SHOULD THE NATIONAL FAMILY JUSTICE CENTER ALLIANCE BE AUTHORIZED TO
MAINTAIN AGGREGATE, NON-IDENTIFYING DATA ON CLIENTS OF THE FAMILY
JUSTICE CENTERS AUTHORIZED BY THIS BILL, SUBJECT TO AUTHORIZATION
FROM INDIVIDUAL VICTIMS?
PURPOSE
The purposes of this bill are to 1) authorize local government
entities to establish a multiagency, multidisciplinary family
justice center to provide services to victims of domestic
violence, sexual assault, human trafficking and elder abuse, as
specified; and 2) authorize the National Family Justice Center
Alliance to maintain, and a family justice center to provide,
nonidentifying, aggregate data on victims receiving services
from family justice centers and the outcomes from the services
provided, and to report findings and outcomes to the Legislature
annually, as specified.
Existing law includes standards for programs for drug endangered
children.
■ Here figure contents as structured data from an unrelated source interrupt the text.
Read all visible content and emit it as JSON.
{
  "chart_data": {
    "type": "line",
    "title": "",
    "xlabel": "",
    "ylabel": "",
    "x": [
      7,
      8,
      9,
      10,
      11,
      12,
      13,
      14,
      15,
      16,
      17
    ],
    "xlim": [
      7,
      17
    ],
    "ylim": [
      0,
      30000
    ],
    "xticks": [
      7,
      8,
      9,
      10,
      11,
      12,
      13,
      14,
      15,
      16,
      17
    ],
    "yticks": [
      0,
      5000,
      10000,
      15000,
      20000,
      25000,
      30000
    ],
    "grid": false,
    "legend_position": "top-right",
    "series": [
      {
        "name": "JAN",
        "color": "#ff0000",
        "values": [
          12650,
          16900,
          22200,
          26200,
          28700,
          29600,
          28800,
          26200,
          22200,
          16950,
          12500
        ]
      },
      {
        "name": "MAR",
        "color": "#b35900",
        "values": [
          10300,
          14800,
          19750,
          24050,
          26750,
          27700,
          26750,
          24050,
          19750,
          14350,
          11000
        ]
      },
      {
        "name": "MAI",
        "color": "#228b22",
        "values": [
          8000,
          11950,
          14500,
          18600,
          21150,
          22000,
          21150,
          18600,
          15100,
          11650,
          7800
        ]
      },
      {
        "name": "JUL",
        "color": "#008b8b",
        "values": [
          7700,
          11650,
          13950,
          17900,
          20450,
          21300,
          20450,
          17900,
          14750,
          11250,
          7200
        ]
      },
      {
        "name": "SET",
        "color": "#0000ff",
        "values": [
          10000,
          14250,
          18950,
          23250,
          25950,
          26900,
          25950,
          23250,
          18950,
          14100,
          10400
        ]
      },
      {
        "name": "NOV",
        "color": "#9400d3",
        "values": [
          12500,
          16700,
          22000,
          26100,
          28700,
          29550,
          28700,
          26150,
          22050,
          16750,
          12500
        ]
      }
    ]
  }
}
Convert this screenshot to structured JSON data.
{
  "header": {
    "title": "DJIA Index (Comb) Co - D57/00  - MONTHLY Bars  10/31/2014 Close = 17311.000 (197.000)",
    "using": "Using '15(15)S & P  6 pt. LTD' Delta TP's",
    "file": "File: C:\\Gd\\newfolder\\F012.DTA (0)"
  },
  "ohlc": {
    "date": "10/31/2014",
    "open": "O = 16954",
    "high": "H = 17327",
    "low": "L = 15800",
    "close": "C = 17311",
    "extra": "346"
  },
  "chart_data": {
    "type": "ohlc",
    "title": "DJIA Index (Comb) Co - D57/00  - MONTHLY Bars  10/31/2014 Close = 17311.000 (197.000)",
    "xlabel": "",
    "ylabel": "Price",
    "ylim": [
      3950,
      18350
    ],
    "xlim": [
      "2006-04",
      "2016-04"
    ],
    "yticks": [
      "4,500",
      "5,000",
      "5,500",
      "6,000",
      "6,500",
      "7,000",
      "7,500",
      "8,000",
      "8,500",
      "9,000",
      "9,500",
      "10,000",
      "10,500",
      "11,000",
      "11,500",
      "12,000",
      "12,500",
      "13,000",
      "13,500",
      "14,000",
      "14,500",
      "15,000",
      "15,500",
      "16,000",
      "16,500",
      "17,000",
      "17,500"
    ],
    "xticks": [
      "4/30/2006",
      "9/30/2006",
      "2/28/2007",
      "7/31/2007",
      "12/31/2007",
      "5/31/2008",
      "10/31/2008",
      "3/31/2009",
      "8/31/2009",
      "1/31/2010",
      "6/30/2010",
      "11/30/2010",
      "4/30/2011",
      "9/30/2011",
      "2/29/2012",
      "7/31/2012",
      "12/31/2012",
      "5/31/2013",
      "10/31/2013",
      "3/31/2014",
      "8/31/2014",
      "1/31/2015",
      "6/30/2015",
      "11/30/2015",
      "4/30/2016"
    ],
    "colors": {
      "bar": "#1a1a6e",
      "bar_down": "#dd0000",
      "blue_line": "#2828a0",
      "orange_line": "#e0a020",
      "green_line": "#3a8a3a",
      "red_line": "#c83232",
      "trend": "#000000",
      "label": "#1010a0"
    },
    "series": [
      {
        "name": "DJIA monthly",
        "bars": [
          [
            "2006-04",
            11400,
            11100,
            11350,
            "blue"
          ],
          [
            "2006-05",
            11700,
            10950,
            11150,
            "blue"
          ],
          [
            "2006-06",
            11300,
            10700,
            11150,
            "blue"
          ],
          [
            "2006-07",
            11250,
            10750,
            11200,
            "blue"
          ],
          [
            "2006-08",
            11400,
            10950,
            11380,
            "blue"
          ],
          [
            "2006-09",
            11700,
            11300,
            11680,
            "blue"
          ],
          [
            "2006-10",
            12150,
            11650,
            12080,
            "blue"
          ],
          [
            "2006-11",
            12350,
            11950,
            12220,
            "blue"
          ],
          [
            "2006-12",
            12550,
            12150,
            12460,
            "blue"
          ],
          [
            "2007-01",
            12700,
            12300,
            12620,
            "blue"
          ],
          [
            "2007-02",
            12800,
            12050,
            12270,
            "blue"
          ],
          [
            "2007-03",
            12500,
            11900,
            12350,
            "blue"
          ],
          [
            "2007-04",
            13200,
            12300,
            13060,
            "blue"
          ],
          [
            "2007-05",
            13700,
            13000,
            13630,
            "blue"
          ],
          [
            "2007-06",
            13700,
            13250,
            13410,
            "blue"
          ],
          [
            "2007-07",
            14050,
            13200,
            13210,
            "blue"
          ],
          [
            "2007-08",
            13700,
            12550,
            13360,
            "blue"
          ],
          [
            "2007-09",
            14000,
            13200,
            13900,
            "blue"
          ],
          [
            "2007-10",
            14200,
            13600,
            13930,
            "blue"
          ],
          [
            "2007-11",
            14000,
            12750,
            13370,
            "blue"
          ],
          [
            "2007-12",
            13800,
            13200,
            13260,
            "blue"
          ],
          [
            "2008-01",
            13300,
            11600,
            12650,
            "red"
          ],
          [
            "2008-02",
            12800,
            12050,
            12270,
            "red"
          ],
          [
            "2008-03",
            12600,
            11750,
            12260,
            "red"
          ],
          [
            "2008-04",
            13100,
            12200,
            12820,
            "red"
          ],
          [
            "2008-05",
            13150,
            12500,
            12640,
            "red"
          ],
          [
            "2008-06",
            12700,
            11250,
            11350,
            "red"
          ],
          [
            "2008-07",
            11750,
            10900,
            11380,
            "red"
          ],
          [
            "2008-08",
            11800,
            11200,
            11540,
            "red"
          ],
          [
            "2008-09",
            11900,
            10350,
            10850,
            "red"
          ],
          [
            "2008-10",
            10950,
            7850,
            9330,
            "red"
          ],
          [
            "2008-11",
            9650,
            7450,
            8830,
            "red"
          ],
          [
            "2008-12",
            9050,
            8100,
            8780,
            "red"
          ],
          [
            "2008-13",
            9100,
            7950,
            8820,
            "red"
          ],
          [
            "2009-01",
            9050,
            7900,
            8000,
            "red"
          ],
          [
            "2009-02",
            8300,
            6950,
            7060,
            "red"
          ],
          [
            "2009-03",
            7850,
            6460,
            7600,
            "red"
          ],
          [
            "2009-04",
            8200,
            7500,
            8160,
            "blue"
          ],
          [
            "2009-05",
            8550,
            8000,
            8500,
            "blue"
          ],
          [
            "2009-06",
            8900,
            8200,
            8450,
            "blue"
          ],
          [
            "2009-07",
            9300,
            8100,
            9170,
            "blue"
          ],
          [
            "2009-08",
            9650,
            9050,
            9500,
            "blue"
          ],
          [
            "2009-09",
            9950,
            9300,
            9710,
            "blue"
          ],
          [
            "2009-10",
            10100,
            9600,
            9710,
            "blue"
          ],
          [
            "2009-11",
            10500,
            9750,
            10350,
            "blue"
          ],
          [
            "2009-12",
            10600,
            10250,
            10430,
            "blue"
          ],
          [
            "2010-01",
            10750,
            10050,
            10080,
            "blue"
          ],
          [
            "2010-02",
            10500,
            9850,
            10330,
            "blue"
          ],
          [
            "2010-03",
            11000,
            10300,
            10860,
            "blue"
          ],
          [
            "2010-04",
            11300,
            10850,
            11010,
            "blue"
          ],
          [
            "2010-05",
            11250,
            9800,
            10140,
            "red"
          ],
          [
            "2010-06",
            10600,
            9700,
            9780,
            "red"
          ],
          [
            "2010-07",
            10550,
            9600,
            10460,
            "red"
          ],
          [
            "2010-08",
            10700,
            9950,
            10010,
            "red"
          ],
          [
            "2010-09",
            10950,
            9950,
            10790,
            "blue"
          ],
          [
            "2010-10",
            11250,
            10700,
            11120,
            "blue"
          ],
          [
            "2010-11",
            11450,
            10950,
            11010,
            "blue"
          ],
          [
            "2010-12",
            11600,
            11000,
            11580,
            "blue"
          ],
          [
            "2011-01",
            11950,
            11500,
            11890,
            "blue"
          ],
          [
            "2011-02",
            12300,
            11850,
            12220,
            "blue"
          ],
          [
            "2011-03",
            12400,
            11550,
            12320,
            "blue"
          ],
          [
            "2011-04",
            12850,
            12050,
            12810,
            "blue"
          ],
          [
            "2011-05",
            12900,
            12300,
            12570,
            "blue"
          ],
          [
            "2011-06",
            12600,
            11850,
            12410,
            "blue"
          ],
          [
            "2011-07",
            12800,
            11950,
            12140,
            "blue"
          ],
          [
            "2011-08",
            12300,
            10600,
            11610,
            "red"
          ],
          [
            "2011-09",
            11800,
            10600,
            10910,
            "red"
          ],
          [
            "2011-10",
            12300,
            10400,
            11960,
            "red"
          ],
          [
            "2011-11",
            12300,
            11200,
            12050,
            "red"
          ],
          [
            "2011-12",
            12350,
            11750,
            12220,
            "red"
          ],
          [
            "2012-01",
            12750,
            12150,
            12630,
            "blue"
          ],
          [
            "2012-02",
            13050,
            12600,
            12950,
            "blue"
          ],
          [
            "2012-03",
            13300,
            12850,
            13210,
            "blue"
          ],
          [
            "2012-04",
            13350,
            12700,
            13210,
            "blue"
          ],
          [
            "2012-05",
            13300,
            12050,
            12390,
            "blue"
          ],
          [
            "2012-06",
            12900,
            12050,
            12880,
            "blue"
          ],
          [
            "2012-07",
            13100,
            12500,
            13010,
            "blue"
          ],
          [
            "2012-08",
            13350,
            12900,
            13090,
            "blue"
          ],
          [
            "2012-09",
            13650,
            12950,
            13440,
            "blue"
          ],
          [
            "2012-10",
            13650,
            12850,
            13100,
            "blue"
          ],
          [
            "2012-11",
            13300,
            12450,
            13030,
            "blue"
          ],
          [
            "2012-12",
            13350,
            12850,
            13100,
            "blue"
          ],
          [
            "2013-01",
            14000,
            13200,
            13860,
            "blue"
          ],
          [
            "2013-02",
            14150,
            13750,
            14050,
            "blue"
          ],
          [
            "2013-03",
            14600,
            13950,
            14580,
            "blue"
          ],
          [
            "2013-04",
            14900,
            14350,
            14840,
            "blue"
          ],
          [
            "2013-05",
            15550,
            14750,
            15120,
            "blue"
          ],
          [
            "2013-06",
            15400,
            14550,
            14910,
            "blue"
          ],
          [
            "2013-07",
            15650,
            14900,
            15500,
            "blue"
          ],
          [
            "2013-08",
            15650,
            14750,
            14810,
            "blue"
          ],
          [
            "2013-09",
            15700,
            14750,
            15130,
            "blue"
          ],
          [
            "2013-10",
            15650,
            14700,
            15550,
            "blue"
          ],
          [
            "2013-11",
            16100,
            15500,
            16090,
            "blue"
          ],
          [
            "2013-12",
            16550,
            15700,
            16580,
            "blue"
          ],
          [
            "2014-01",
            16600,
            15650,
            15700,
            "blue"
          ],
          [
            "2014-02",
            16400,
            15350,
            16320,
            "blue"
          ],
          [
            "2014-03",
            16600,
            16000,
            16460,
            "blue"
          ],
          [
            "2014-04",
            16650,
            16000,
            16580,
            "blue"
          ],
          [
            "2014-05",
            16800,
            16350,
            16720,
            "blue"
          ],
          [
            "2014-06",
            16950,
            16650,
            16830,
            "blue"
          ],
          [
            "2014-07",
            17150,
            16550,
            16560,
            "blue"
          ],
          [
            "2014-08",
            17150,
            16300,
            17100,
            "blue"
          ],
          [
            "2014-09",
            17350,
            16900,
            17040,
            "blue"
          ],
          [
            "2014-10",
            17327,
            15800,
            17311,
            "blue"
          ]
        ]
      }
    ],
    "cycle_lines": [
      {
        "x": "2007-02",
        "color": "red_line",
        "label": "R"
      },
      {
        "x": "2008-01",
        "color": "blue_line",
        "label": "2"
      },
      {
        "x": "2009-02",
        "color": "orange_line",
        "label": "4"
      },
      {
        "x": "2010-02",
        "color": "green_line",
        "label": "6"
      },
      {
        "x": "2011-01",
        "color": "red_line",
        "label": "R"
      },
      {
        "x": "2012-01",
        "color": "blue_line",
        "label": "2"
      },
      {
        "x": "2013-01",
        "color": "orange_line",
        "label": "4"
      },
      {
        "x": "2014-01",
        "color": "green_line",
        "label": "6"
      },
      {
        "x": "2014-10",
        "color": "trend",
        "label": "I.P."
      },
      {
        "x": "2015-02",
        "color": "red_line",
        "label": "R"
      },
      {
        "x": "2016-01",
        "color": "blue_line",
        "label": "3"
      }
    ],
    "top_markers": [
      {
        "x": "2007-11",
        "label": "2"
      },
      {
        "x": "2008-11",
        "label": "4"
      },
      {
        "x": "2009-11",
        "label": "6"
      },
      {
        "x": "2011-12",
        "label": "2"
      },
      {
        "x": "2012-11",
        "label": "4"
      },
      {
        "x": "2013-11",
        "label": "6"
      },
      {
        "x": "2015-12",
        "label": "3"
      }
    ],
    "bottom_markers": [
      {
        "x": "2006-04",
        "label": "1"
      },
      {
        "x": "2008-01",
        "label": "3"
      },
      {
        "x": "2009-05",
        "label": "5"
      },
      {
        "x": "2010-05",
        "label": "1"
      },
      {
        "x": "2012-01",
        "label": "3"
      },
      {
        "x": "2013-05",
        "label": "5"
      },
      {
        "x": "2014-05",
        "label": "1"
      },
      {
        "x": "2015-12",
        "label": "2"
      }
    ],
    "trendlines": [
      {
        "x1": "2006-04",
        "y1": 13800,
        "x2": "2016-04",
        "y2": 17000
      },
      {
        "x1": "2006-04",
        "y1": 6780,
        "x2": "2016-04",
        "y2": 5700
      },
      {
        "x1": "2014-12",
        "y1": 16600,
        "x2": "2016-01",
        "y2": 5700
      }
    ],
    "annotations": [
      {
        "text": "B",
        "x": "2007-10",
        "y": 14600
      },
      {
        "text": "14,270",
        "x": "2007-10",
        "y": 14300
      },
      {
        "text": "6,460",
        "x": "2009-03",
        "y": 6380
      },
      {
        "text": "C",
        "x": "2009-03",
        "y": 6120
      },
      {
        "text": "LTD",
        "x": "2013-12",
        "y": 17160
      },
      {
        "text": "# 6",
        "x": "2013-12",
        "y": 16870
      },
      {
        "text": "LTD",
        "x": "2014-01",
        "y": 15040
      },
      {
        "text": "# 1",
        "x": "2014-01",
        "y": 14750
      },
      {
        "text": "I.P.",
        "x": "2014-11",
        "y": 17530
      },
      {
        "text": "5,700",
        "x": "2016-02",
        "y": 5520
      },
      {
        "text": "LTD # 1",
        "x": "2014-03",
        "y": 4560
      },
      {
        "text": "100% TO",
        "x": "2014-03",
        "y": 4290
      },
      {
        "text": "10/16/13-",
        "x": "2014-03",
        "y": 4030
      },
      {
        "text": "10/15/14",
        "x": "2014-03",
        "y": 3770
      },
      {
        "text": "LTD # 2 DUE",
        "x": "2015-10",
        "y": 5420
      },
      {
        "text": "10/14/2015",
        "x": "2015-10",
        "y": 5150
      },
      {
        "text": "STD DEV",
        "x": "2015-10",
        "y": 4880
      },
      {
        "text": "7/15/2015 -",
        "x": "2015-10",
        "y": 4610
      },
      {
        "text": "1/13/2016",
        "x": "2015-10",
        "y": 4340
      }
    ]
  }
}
Statute provides that the needs of children exposed
to narcotics crime scenes are best served by written policies
encouraging the arrest of an individual for child endangerment
where there is probable cause that an offence has been committed
and coordination with an appropriate investigation of that
child's welfare by child protective services. Protocols that
encourage dependency hearings, along with law enforcement
investigation, are in the best interests of the child. (Pen.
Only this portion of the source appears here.